Baignés dans un monde 100% numérique, ces derniers ont l’avantage d'appréhender de manière naturelle les nouveautés technologiques (intelligence artificielle, nouveaux logiciels…). Néanmoins, la gen Z appréhende le monde du travail de manière tout à fait différente des générations précédentes. Un enjeu de taille pour les entreprises, qui doivent dès à présent se transformer pour avoir la capacité de comprendre et de répondre aux aspirations des jeunes Z.
Un mélange d'autonomie, de liberté et de flexibilité
Si la crise sanitaire a contribué au changement de nos modes de travail vers plus de flexibilité et d’autonomie au bureau, il semble que les digital natives ne dérogent pas à la tendance : 73% d'entre eux souhaitent que l'entreprise leur offre une certaine liberté en termes d’horaires de travail* et un Z sur deux souhaite pouvoir organiser son travail selon ses propres méthodes. L'essor des espaces de travail flexibles (coworking, tiers-lieux et flex offices) semblent ainsi être une conséquence de cette demande. Les entreprises devront donc apporter une attention particulière à ce souhait de flexibilité dans leur nouvelle organisation, en sachant que 80%* de la génération Z déclarent n'avoir aucun problème à beaucoup travailler tant qu'ils disposent de cette autonomie.
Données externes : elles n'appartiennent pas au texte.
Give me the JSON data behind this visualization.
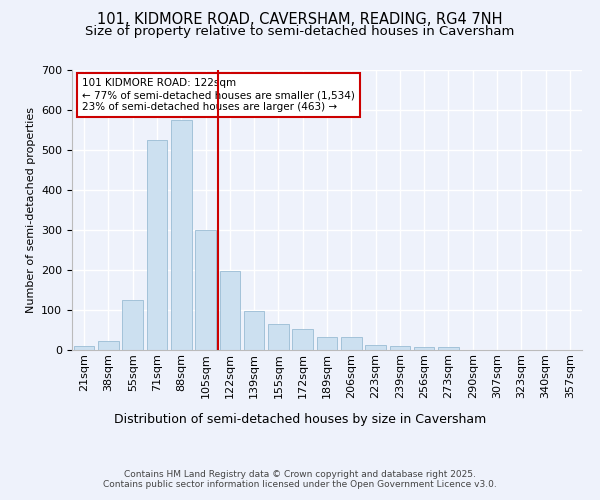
{
  "title": "101, KIDMORE ROAD, CAVERSHAM, READING, RG4 7NH",
  "subtitle": "Size of property relative to semi-detached houses in Caversham",
  "xlabel": "Distribution of semi-detached houses by size in Caversham",
  "ylabel": "Number of semi-detached properties",
  "categories": [
    "21sqm",
    "38sqm",
    "55sqm",
    "71sqm",
    "88sqm",
    "105sqm",
    "122sqm",
    "139sqm",
    "155sqm",
    "172sqm",
    "189sqm",
    "206sqm",
    "223sqm",
    "239sqm",
    "256sqm",
    "273sqm",
    "290sqm",
    "307sqm",
    "323sqm",
    "340sqm",
    "357sqm"
  ],
  "values": [
    10,
    22,
    125,
    525,
    575,
    300,
    197,
    97,
    65,
    52,
    32,
    32,
    13,
    11,
    8,
    7,
    0,
    0,
    0,
    0,
    0
  ],
  "bar_color": "#cce0f0",
  "bar_edge_color": "#9abcd4",
  "property_line_index": 6,
  "property_line_color": "#cc0000",
  "annotation_text": "101 KIDMORE ROAD: 122sqm\n← 77% of semi-detached houses are smaller (1,534)\n23% of semi-detached houses are larger (463) →",
  "annotation_box_color": "#ffffff",
  "annotation_box_edge": "#cc0000",
  "footer_text": "Contains HM Land Registry data © Crown copyright and database right 2025.\nContains public sector information licensed under the Open Government Licence v3.0.",
  "ylim": [
    0,
    700
  ],
  "background_color": "#eef2fb",
  "plot_background": "#eef2fb",
  "grid_color": "#ffffff",
  "title_fontsize": 10.5,
  "subtitle_fontsize": 9.5,
  "xlabel_fontsize": 9,
  "ylabel_fontsize": 8,
  "tick_fontsize": 8,
  "footer_fontsize": 6.5
}
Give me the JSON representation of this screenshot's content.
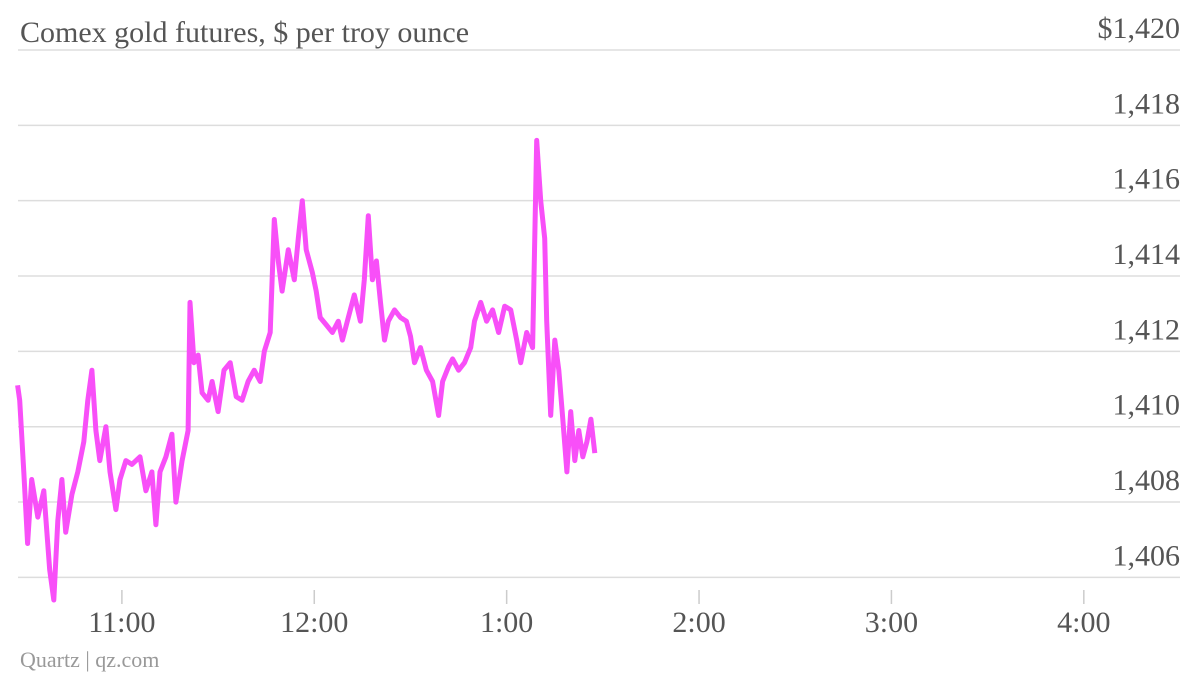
{
  "chart_data": {
    "type": "line",
    "title": "Comex gold futures, $ per troy ounce",
    "source": "Quartz | qz.com",
    "xlim": [
      10.46,
      16.5
    ],
    "xticks": [
      {
        "value": 11,
        "label": "11:00"
      },
      {
        "value": 12,
        "label": "12:00"
      },
      {
        "value": 13,
        "label": "1:00"
      },
      {
        "value": 14,
        "label": "2:00"
      },
      {
        "value": 15,
        "label": "3:00"
      },
      {
        "value": 16,
        "label": "4:00"
      }
    ],
    "ylim": [
      1405.4,
      1420
    ],
    "yticks": [
      1406,
      1408,
      1410,
      1412,
      1414,
      1416,
      1418,
      {
        "value": 1420,
        "label": "$1,420"
      }
    ],
    "ytick_labels": [
      "1,406",
      "1,408",
      "1,410",
      "1,412",
      "1,414",
      "1,416",
      "1,418"
    ],
    "grid": true,
    "x": [
      10.458,
      10.469,
      10.49,
      10.51,
      10.531,
      10.563,
      10.594,
      10.625,
      10.646,
      10.667,
      10.688,
      10.708,
      10.74,
      10.771,
      10.802,
      10.823,
      10.844,
      10.865,
      10.885,
      10.917,
      10.938,
      10.969,
      10.99,
      11.021,
      11.052,
      11.094,
      11.125,
      11.156,
      11.177,
      11.198,
      11.229,
      11.26,
      11.281,
      11.313,
      11.344,
      11.354,
      11.375,
      11.396,
      11.417,
      11.448,
      11.469,
      11.5,
      11.531,
      11.563,
      11.594,
      11.625,
      11.656,
      11.688,
      11.719,
      11.74,
      11.771,
      11.792,
      11.813,
      11.833,
      11.865,
      11.896,
      11.917,
      11.938,
      11.958,
      11.99,
      12.01,
      12.031,
      12.063,
      12.094,
      12.125,
      12.146,
      12.177,
      12.208,
      12.24,
      12.26,
      12.281,
      12.302,
      12.323,
      12.344,
      12.365,
      12.385,
      12.417,
      12.448,
      12.479,
      12.5,
      12.521,
      12.552,
      12.583,
      12.615,
      12.646,
      12.667,
      12.698,
      12.719,
      12.75,
      12.781,
      12.813,
      12.833,
      12.865,
      12.896,
      12.927,
      12.958,
      12.99,
      13.021,
      13.052,
      13.073,
      13.104,
      13.135,
      13.156,
      13.177,
      13.198,
      13.208,
      13.229,
      13.25,
      13.271,
      13.292,
      13.313,
      13.333,
      13.354,
      13.375,
      13.396,
      13.417,
      13.438,
      13.458
    ],
    "series": [
      {
        "name": "Comex gold futures",
        "color": "#f84ff8",
        "values": [
          1411.1,
          1410.7,
          1408.8,
          1406.9,
          1408.6,
          1407.6,
          1408.3,
          1406.2,
          1405.4,
          1407.5,
          1408.6,
          1407.2,
          1408.2,
          1408.8,
          1409.6,
          1410.7,
          1411.5,
          1409.9,
          1409.1,
          1410.0,
          1408.8,
          1407.8,
          1408.6,
          1409.1,
          1409.0,
          1409.2,
          1408.3,
          1408.8,
          1407.4,
          1408.8,
          1409.2,
          1409.8,
          1408.0,
          1409.1,
          1409.9,
          1413.3,
          1411.7,
          1411.9,
          1410.9,
          1410.7,
          1411.2,
          1410.4,
          1411.5,
          1411.7,
          1410.8,
          1410.7,
          1411.2,
          1411.5,
          1411.2,
          1412.0,
          1412.5,
          1415.5,
          1414.4,
          1413.6,
          1414.7,
          1413.9,
          1415.0,
          1416.0,
          1414.7,
          1414.1,
          1413.6,
          1412.9,
          1412.7,
          1412.5,
          1412.8,
          1412.3,
          1412.9,
          1413.5,
          1412.8,
          1413.9,
          1415.6,
          1413.9,
          1414.4,
          1413.3,
          1412.3,
          1412.8,
          1413.1,
          1412.9,
          1412.8,
          1412.4,
          1411.7,
          1412.1,
          1411.5,
          1411.2,
          1410.3,
          1411.2,
          1411.6,
          1411.8,
          1411.5,
          1411.7,
          1412.1,
          1412.8,
          1413.3,
          1412.8,
          1413.1,
          1412.5,
          1413.2,
          1413.1,
          1412.3,
          1411.7,
          1412.5,
          1412.1,
          1417.6,
          1416.0,
          1415.0,
          1412.8,
          1410.3,
          1412.3,
          1411.5,
          1410.2,
          1408.8,
          1410.4,
          1409.1,
          1409.9,
          1409.2,
          1409.6,
          1410.2,
          1409.3
        ]
      }
    ]
  }
}
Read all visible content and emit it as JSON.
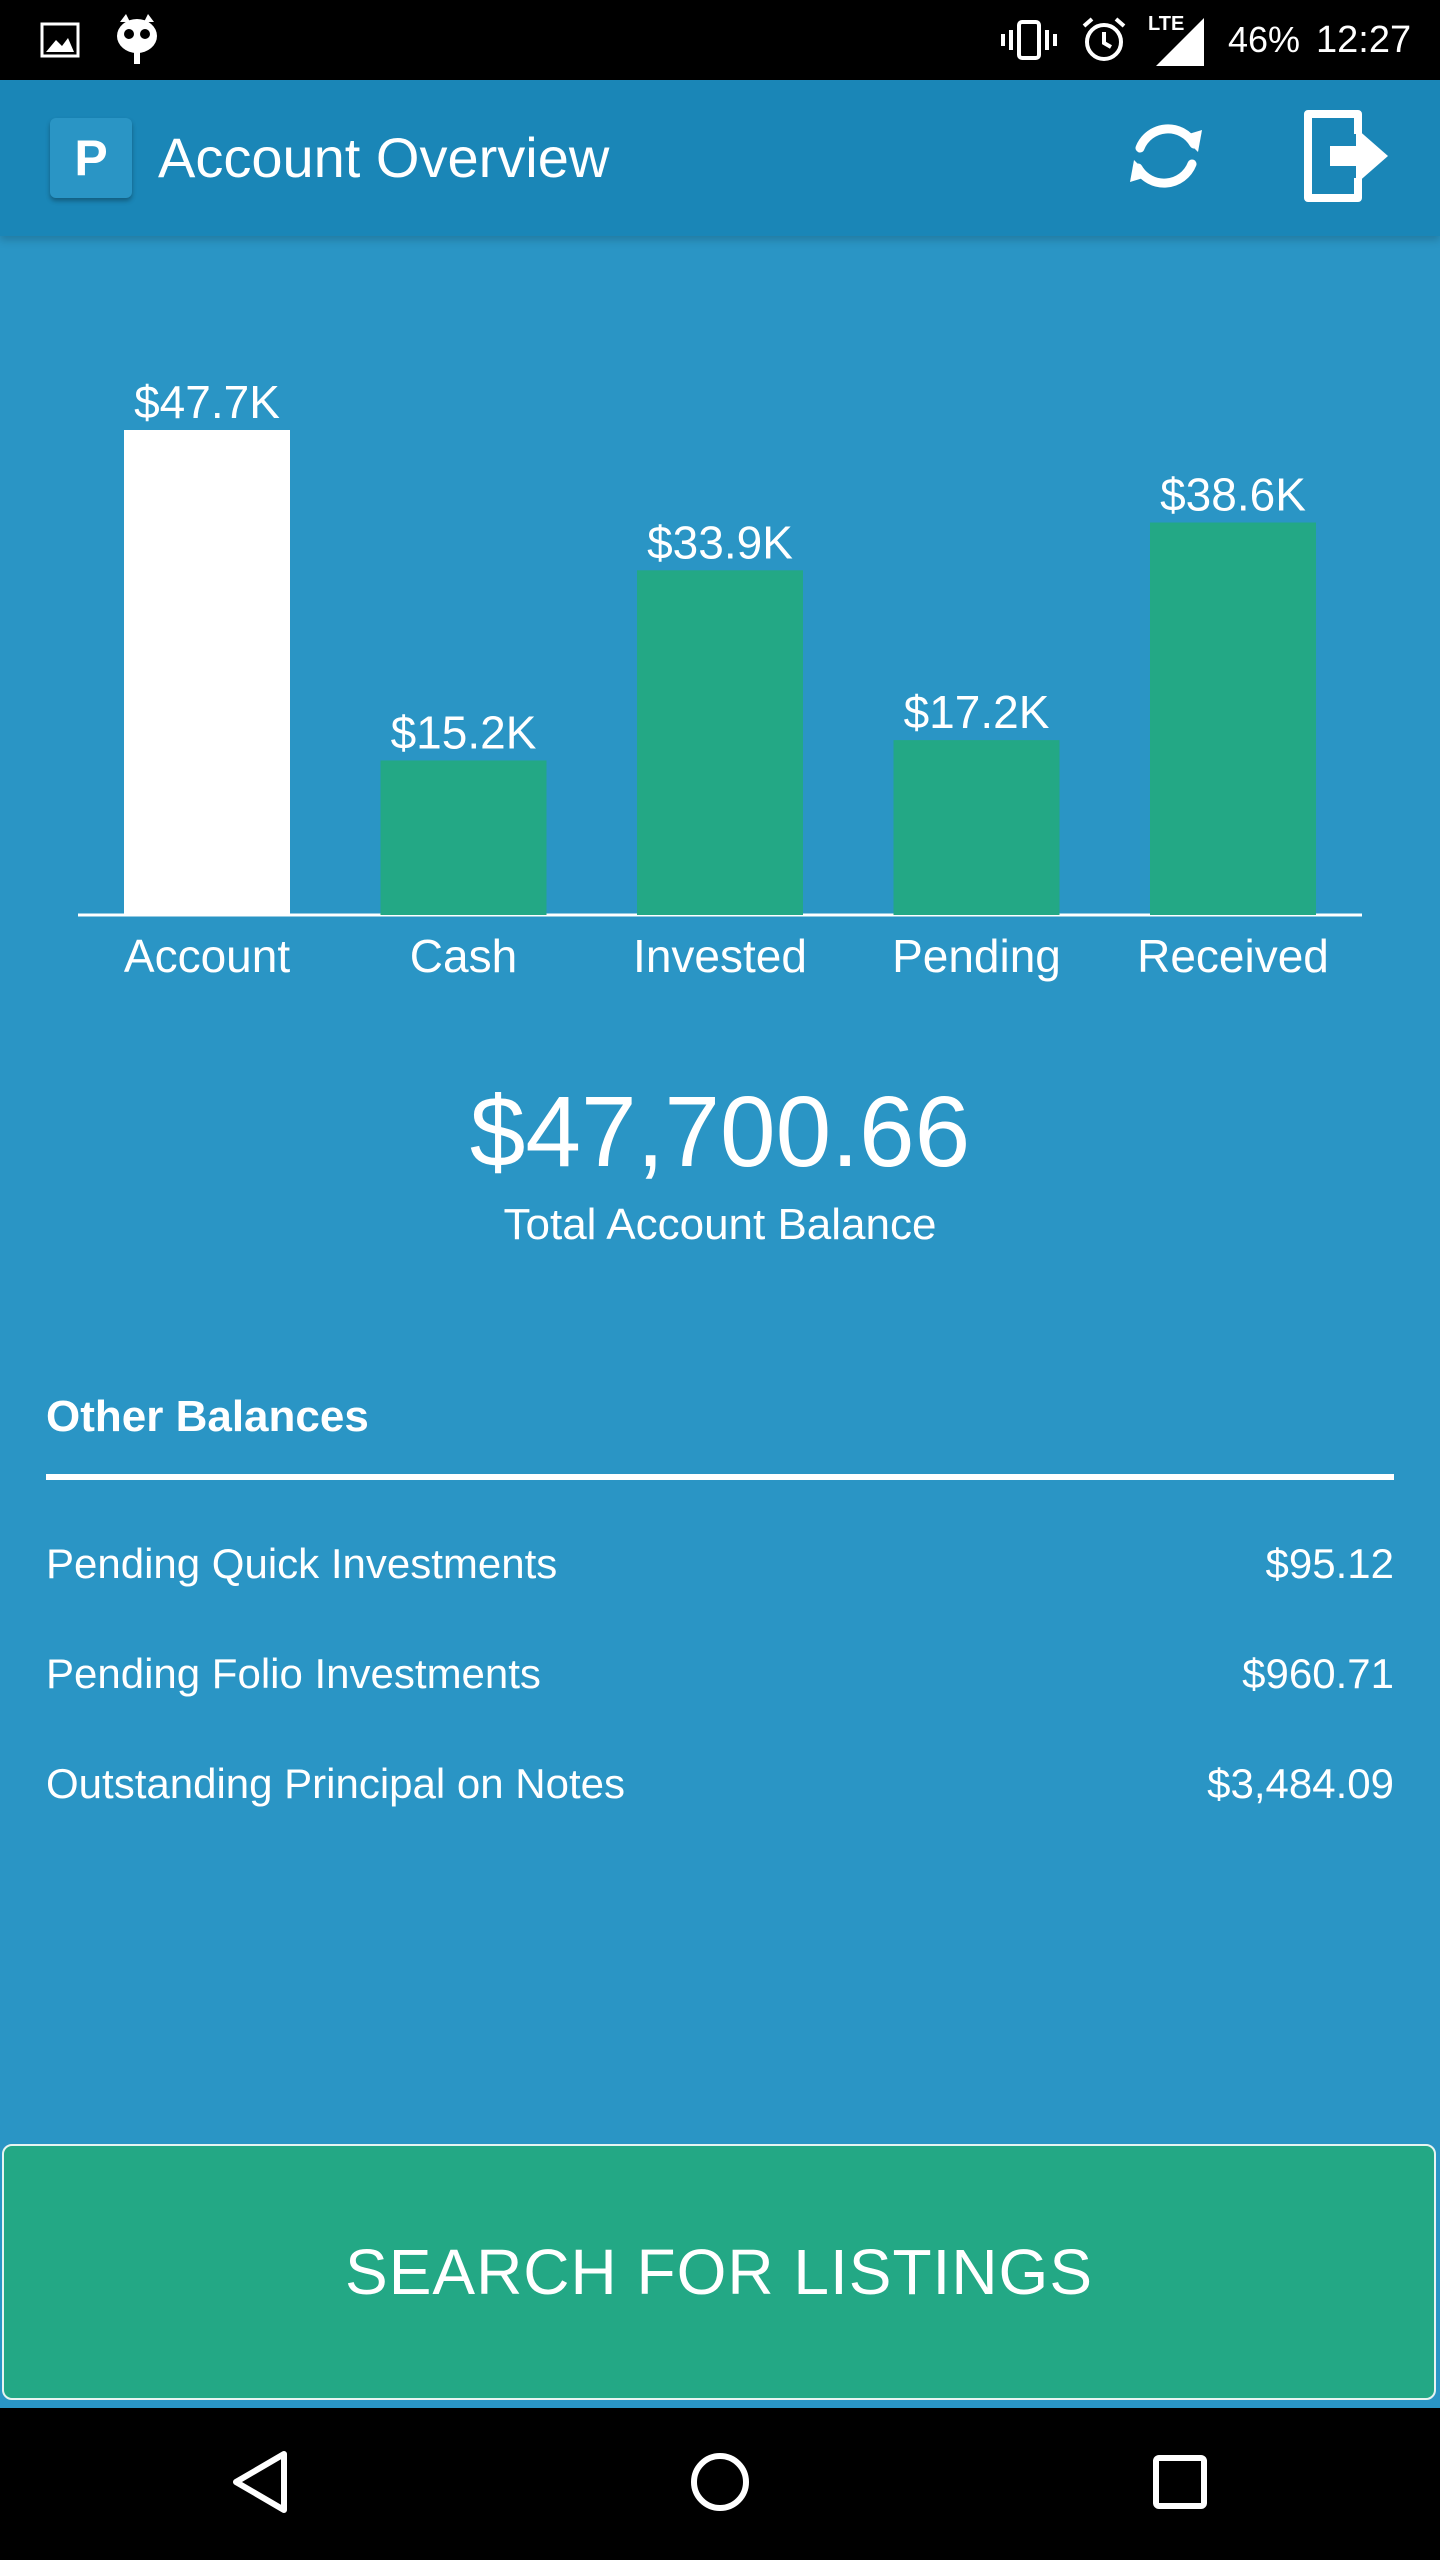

Les digital natives ont une approche différente du monde de l'entreprise. Les modes de travail dits traditionnels ne sont plus d'actualité : les Z sont notamment attachés aux organisations offrant plus de liberté : freelance, télétravail, temps partiel, horaires flexibles, cumul d’emplois…). 1 Z sur 3* souhaite cumuler plusieurs activités et 1 sur 4* aspire à être son propre patron. Néanmoins, ces derniers restent réalistes et conservent un certain désir de sécurité : 79%* désirent décrocher un CDI, bien que 50%* estiment que le CDI a vocation à disparaître au profit des contrats à durée déterminée et du travail indépendant (freelance). (Mazars et OpinionWay*)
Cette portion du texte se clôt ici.